MADDİ OLAY : Davacının hissedarı olduğu …parsel sayılı taşınmaz, 02.12.1981 tarihli 1/1000 ölçekli uygulama imar planında 4 katlı konut alanı ve 7 metre yol alanı, 21.06.2009 tarihli 1/1000 ölçekli revizyon uygulama imar planında 5 katlı konut alanı ve 10 metre yol alanı olarak planlanmıştır.
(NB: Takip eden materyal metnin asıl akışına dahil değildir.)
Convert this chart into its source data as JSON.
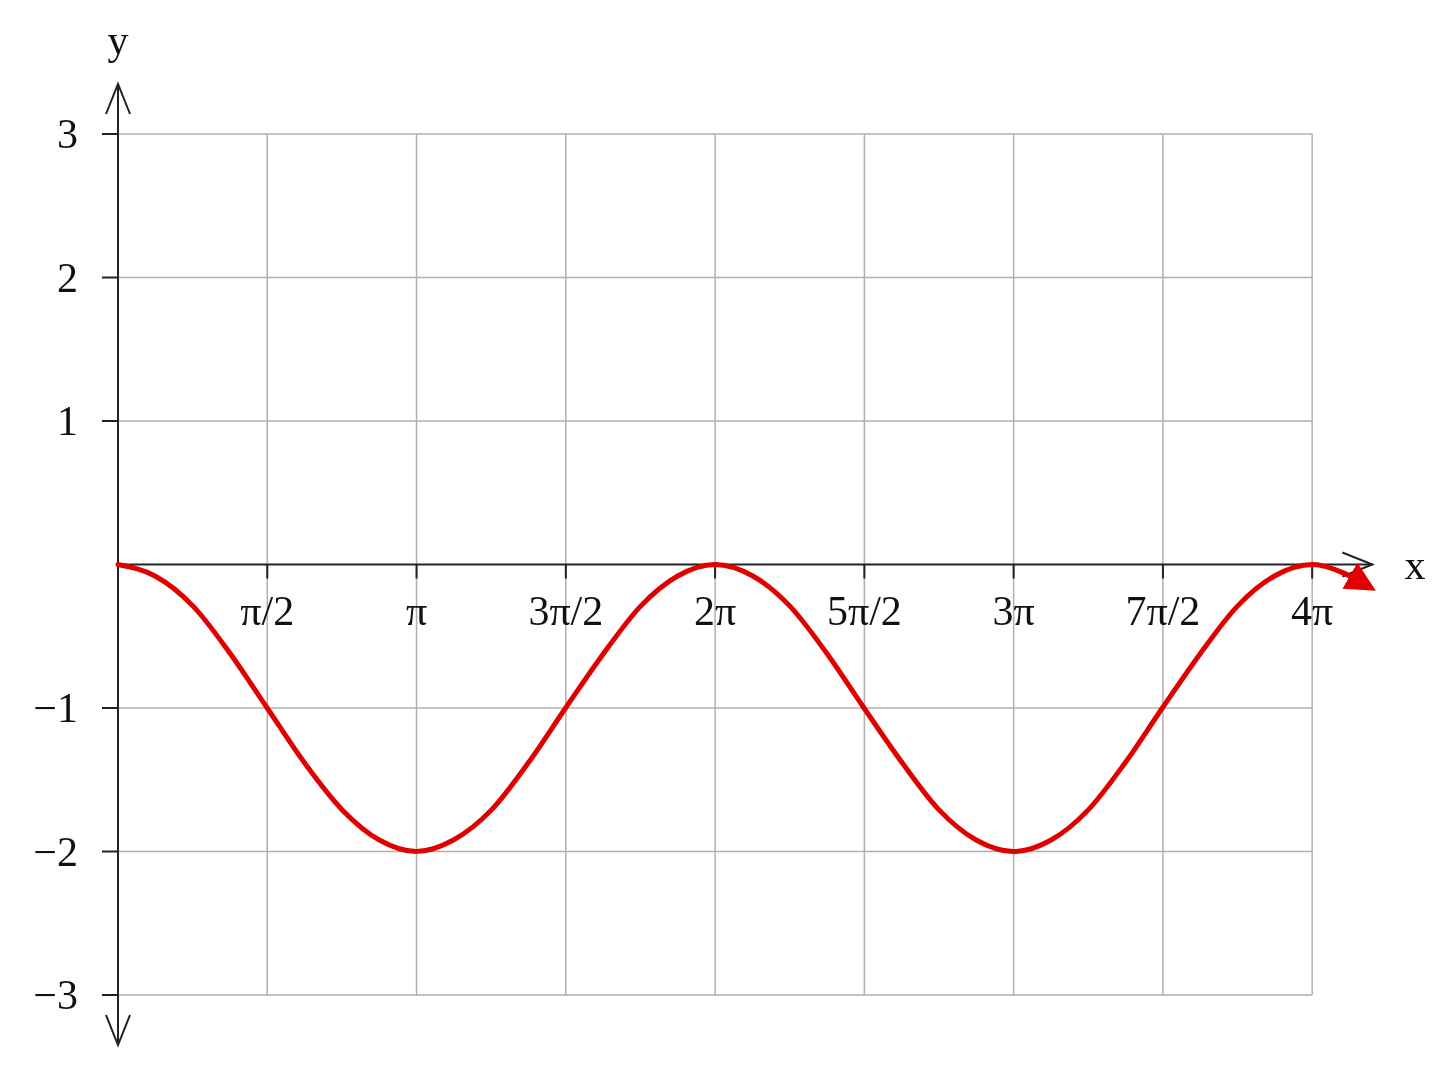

Davacı tarafından 14.07.2020 tarihli dilekçe ile taşınmazının 10 metrelik yola kaydırılarak örtülü kamulaştırma yoluna gidildiği bu nedenle önceki durumuna dönüştürülmesi istemiyle yaptığı başvuru, …tarihli ve …sayılı Bahçelievler Belediye Başkanlığı İmar ve Şehircilik Müdürlüğü işlemi ile reddedilmesi üzerine bakılmakta olan dava açılmıştır.

İLGİLİ MEVZUAT:
6100 sayılı Hukuk Muhakemeleri Kanunu’nun 71. maddesinde, dava ehliyeti bulunan herkesin, davasını kendisi veya tayin ettiği vekil aracılığıyla açabileceği ve takip edebileceği hükmüne yer verilmiştir.
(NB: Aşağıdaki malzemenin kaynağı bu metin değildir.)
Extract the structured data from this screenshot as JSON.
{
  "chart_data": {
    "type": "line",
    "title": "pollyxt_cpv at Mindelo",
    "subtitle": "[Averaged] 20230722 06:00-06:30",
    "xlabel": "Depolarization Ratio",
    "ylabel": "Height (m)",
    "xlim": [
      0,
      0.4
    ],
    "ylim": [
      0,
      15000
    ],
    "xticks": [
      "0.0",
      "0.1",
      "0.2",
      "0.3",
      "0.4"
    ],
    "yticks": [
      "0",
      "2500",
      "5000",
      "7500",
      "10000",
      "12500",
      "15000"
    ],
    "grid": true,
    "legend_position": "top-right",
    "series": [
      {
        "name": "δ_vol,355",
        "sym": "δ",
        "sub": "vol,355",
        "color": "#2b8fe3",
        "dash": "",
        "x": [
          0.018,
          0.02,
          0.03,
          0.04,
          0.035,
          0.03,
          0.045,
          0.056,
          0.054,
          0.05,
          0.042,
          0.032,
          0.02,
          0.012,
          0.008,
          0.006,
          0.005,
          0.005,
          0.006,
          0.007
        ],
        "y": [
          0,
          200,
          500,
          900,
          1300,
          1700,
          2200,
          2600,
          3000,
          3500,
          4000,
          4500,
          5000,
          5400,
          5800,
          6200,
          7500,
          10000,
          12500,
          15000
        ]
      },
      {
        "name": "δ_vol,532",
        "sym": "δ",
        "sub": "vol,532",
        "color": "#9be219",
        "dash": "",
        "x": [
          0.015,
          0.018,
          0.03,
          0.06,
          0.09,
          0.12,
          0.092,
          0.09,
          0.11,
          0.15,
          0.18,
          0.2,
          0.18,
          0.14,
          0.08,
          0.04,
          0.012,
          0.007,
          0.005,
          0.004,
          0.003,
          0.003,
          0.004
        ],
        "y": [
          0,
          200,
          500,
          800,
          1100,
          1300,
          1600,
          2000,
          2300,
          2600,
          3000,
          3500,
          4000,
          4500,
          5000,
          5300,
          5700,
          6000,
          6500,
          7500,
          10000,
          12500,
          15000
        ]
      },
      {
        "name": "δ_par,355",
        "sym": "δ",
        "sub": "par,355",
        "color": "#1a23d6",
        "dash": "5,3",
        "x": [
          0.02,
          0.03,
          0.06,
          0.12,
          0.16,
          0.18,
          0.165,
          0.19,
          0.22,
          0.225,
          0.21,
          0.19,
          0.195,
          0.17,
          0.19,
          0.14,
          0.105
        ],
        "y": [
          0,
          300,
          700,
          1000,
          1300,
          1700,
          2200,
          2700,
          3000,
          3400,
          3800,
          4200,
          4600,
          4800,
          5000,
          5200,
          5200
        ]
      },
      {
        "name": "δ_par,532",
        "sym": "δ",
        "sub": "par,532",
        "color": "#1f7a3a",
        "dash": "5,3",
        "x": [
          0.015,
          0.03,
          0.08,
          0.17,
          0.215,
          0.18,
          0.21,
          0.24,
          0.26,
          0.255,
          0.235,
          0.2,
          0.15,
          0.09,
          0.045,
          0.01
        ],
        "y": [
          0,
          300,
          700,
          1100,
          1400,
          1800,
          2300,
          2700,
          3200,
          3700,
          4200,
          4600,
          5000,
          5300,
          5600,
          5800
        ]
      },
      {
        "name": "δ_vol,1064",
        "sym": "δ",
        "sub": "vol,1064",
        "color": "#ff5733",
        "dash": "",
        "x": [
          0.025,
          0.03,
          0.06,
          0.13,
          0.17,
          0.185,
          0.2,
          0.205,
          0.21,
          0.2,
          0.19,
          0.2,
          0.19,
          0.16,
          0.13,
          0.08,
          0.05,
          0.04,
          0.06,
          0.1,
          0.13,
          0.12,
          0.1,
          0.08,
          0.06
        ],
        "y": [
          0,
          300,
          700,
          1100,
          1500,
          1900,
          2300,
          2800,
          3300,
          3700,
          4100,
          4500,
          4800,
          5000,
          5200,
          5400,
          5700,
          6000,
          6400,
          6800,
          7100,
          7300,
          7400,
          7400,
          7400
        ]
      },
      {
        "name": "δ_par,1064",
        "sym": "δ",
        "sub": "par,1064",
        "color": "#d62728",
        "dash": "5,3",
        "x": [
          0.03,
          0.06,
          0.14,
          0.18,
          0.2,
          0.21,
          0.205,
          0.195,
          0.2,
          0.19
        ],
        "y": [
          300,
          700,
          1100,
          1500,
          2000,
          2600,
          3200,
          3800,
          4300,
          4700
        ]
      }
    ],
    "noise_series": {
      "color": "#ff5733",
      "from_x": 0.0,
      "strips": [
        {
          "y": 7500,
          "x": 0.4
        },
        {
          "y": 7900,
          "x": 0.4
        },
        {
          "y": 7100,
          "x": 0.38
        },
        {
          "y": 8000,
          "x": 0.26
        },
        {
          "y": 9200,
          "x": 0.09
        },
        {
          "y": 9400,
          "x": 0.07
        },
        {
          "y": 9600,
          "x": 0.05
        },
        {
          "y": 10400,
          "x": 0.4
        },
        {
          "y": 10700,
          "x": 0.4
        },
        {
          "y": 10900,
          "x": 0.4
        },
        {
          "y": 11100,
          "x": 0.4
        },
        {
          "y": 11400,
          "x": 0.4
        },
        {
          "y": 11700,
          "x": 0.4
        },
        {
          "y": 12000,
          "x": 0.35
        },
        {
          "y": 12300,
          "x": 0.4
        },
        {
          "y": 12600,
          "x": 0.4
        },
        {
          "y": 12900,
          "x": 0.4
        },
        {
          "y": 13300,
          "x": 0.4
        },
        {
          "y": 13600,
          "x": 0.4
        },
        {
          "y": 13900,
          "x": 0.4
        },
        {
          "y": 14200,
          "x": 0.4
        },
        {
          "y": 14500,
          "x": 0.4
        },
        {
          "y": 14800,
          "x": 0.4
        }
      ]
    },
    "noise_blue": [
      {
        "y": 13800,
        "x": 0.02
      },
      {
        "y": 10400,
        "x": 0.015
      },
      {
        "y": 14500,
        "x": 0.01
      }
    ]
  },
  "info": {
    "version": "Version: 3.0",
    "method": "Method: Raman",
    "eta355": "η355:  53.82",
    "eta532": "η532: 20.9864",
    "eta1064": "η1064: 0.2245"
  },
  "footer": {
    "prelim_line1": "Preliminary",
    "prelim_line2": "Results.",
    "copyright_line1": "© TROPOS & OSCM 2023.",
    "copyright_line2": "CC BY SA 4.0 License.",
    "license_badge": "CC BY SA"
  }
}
2577 sayılı İdari Yargılama Usulü Kanunu’nun 31. maddesinde, yargılama giderleri ile ilgili olarak bu Kanunda hüküm bulunmayan hallerde Hukuk Usulü Muhakemeleri Kanunu hükümlerinin uygulanacağı belirtilmiş, 1086 sayılı Hukuk Usulü Muhakemeleri Kanunu’nu yürürlükten kaldıran 6100 sayılı Hukuk Muhakemeleri Kanunu’nun 323. maddesinde ise, vekille takip edilen davalarda kanun gereğince takdir olunacak vekalet ücretinin yargılama giderleri kapsamında olduğu hüküm altına alınmıştır.

HUKUKİ DEĞERLENDİRME:
Esasa ilişkin temyiz istemi yönünden;
Bölge İdare Mahkemeleri tarafından verilen kararların temyiz yolu ile incelenerek bozulabilmeleri 2577 sayılı İdari Yargılama Usulü Kanunu’nun 49. maddesinde belirtilen nedenlerden birinin bulunması halinde mümkündür.
Temyizen incelenen karar usul ve hukuka uygun olup dilekçede ileri sürülen temyiz nedenleri kararın işin esası yönünden bozulmasını gerektirecek nitelikte görülmemiştir.
Vekalet ücretine ilişkin temyiz istemi yönünden;
Yukarıda yer verilen düzenlemeler uyarınca, avukatlık ücretine hükmedilebilmesi, davada haklı çıkan tarafın vekil aracılığıyla temsil edilmiş olmasına bağlıdır.
Uyuşmazlıkta; davacının yargılama sürecinde avukat aracılığıyla temsil edilmediği anlaşılmaktadır.
Bu durumda, Bölge İdare Mahkemesi kararının davacı vekili lehine vekalet ücretine hükmedilmesine ilişkin temyize konu kısmında hukuki isabet görülmemiştir.

KARAR SONUCU:
Açıklanan nedenlerle;
1. 2577 sayılı Kanunun 49. maddesine uygun bulunan davalının temyiz isteminin vekalet ücretine ilişkin kısmının kabulüne, esas yönünden reddine,
2. Mahkeme kararına yönelik olarak yapılan istinaf başvurusunun kabulü ile anılan kararın kaldırılarak yukarıda özetlenen gerekçeyle dava konusu işlemin iptali yolundaki temyize konu …Bölge İdare Mahkemesi … İdari Dava Dairesinin …tarih ve E:…, K:…sayılı kararının iptale ilişkin kısmının ONANMASINA, davacı lehine vekalet ücretine hükmedilmesine ilişkin kısmının BOZULMASINA,
3. Yeniden bir karar verilmek üzere dosyanın anılan Bölge İdare Mahkemesi İdari Dava Dairesine gönderilmesine, 10/01/2023 tarihinde, kesin olarak, oybirliğiyle karar verildi.